One very noticeable fact is that tree trunks grow out, not up. The spikes driven so laboriously in to the tree as steps are still spaced the same distance apart but the spikes that once stuck out two inches further than your boots’ width are now barely wide enough to get a good foothold.

And although the steps are the same distance apart, thirty years later it is a struggle to raise your foot from one to the other where 30 years ago it was an effortless climb. And there is a soreness in your arms and legs after a hunt that was not there even a few years ago.

The woods themselves go through changes both natural and man-made. I picked the site for the stand because it was on an edge where big pines with a good bit of undergrowth changed to more open hardwoods. Over the first ten years the undergrowth thinned in the pines as they got bigger and provided more shade.

Then the pines were thinned for lumber, opening up the ground to more sunlight. Brush and vines grew and got so thick that it was hard to walk through it. But the deer loved it and I saw more deer for about five years after that than I had before the thinning.

Another man-made change was an accident. I hunted with a lever action Marlin 30-30 with a scope mounted on see through rings. Those rings allowed me to use the iron sights if needed, but raised the scope very high.

One morning a doe moved into the open about 50 yards down a shooting lane I had cut. I eased up my rifle, put the crosshairs on her chest and pulled the trigger. She jumped about ten feet to her left then stood there looking around, wondering what had happened.

Fortunately, I had immediately ejected the spent shell and loaded a live one while the gunshot still made it difficult to locate the source of that sound. While she looked around I aimed and pulled the trigger again, and this time she dropped. I could not figure out how I missed such an easy shot the first time.

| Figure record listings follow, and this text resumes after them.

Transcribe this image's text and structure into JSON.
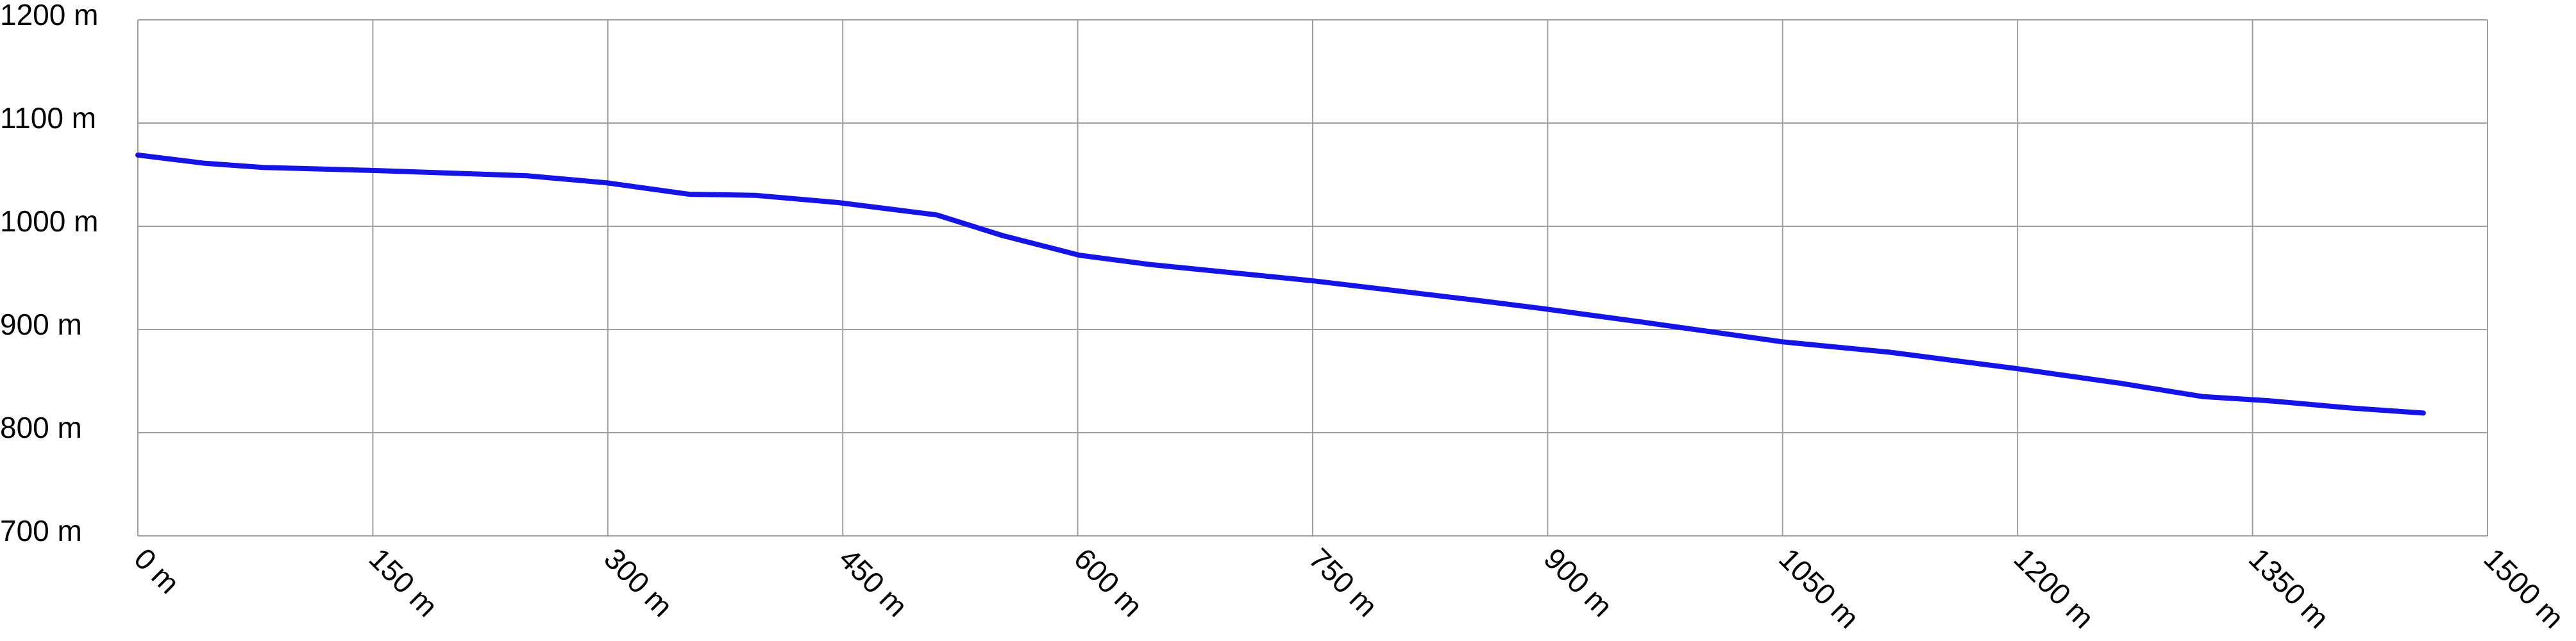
{
  "chart_data": {
    "type": "line",
    "x": [
      0,
      43,
      80,
      153,
      248,
      300,
      352,
      394,
      447,
      510,
      552,
      601,
      646,
      751,
      856,
      898,
      961,
      1050,
      1118,
      1200,
      1265,
      1318,
      1360,
      1412,
      1459
    ],
    "series": [
      {
        "color": "#1414e6",
        "values": [
          1069,
          1061,
          1057,
          1054,
          1049,
          1042,
          1031,
          1030,
          1023,
          1011,
          991,
          972,
          963,
          947,
          928,
          920,
          907,
          888,
          878,
          862,
          848,
          835,
          831,
          824,
          819
        ]
      }
    ],
    "xlim": [
      0,
      1500
    ],
    "ylim": [
      700,
      1200
    ],
    "xticks": [
      {
        "value": 0,
        "label": "0 m"
      },
      {
        "value": 150,
        "label": "150 m"
      },
      {
        "value": 300,
        "label": "300 m"
      },
      {
        "value": 450,
        "label": "450 m"
      },
      {
        "value": 600,
        "label": "600 m"
      },
      {
        "value": 750,
        "label": "750 m"
      },
      {
        "value": 900,
        "label": "900 m"
      },
      {
        "value": 1050,
        "label": "1050 m"
      },
      {
        "value": 1200,
        "label": "1200 m"
      },
      {
        "value": 1350,
        "label": "1350 m"
      },
      {
        "value": 1500,
        "label": "1500 m"
      }
    ],
    "yticks": [
      {
        "value": 700,
        "label": "700 m"
      },
      {
        "value": 800,
        "label": "800 m"
      },
      {
        "value": 900,
        "label": "900 m"
      },
      {
        "value": 1000,
        "label": "1000 m"
      },
      {
        "value": 1100,
        "label": "1100 m"
      },
      {
        "value": 1200,
        "label": "1200 m"
      }
    ],
    "grid": true
  }
}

The next trip I found out why. While standing in the same position and looking at the spot she was standing, I noticed a three-inch-thick limb on the adjacent water oak was splintered. It was about four feet from where the end of my gun barrel had been when I shot.

You learn as you age, too. Looking at that limb I realized my scope was so high I could not see the limb in it even though the crosshairs were on the deer. My bullet leaving the barrel hit the limb as it rose to intersect with the point of aim of the crosshairs zeroed in at 100 yards.

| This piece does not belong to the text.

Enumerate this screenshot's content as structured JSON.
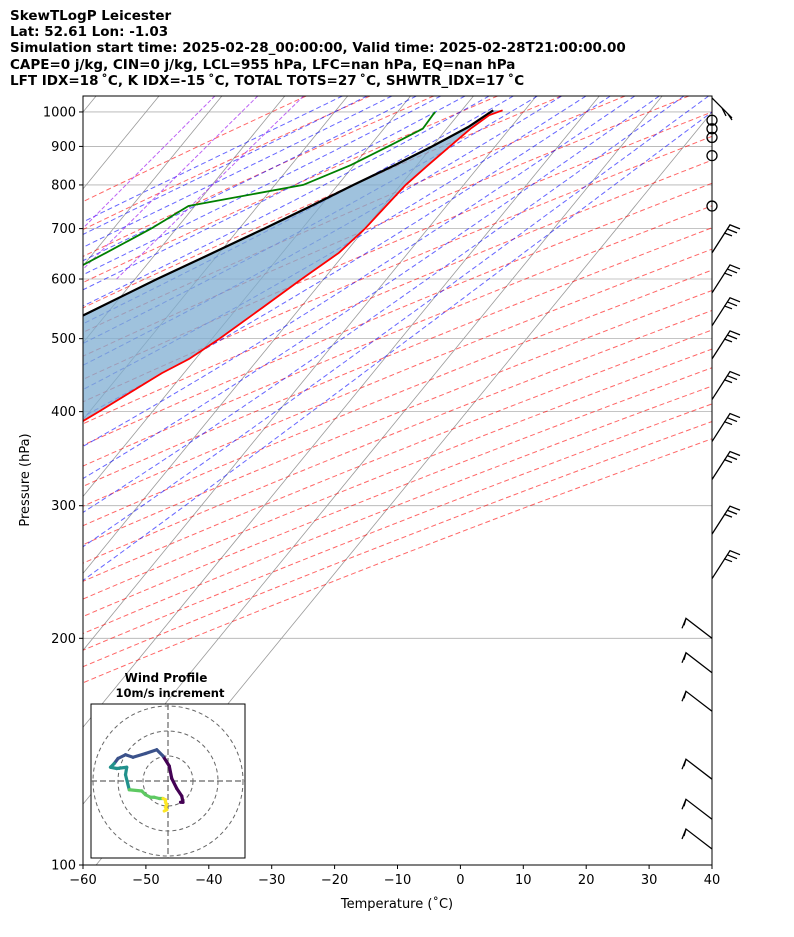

I watched that limb die and fall over the next two seasons. I didn’t know you could kill a limb with a 30-30 but I did. When it fell I got it and it is still in my garage, bullet hole and all!

For a couple of years a ground squirrel had a hole at the base of a nearby tree. I enjoyed watching it scurry around finding food and watching out for danger. But it drove me crazy when hawk flew over and it would sit in the mouth of its home whistling a warning. Cute for a few minutes, the sound got very irritating after several minutes of it.

That cute little animal emphasized the shortness of life. It was gone the third year and I found their life span is only two to three years even if not eaten by a hawk. Our life spans are about 30 times that long, and we don’t have to be wary of hawks, but even that amount of time does not seem to be enough, especially for those you miss so much this time of year.
A pile of rocks on a small ridge near my stand made me dream of the past. The small ridge is an old field terrace.

At first I thought of some rich farmer making his slaves clear the land, build terraces for flat ground to plant cotton, and move rocks out of the way and pile them. Then I realized this hillside was not prime land that a rich farmer would own. Rather, it was most likely a family farm with the father, wife and children laboring to make terraces to scratch out a living from less than ideal land.

Those rocks tell a story of their own. They sat in one place for hundreds of years, then were move to their current location where they will sit for hundreds more. Eventually they will be worn down into sand by rain and lichens growing on them. Although they last much longer than we do, they, too, will some day be gone.
Life changes. It is too short to worry about the things that don’t matter. Instead, spend time with those you care about and make happy memories for future Christmases.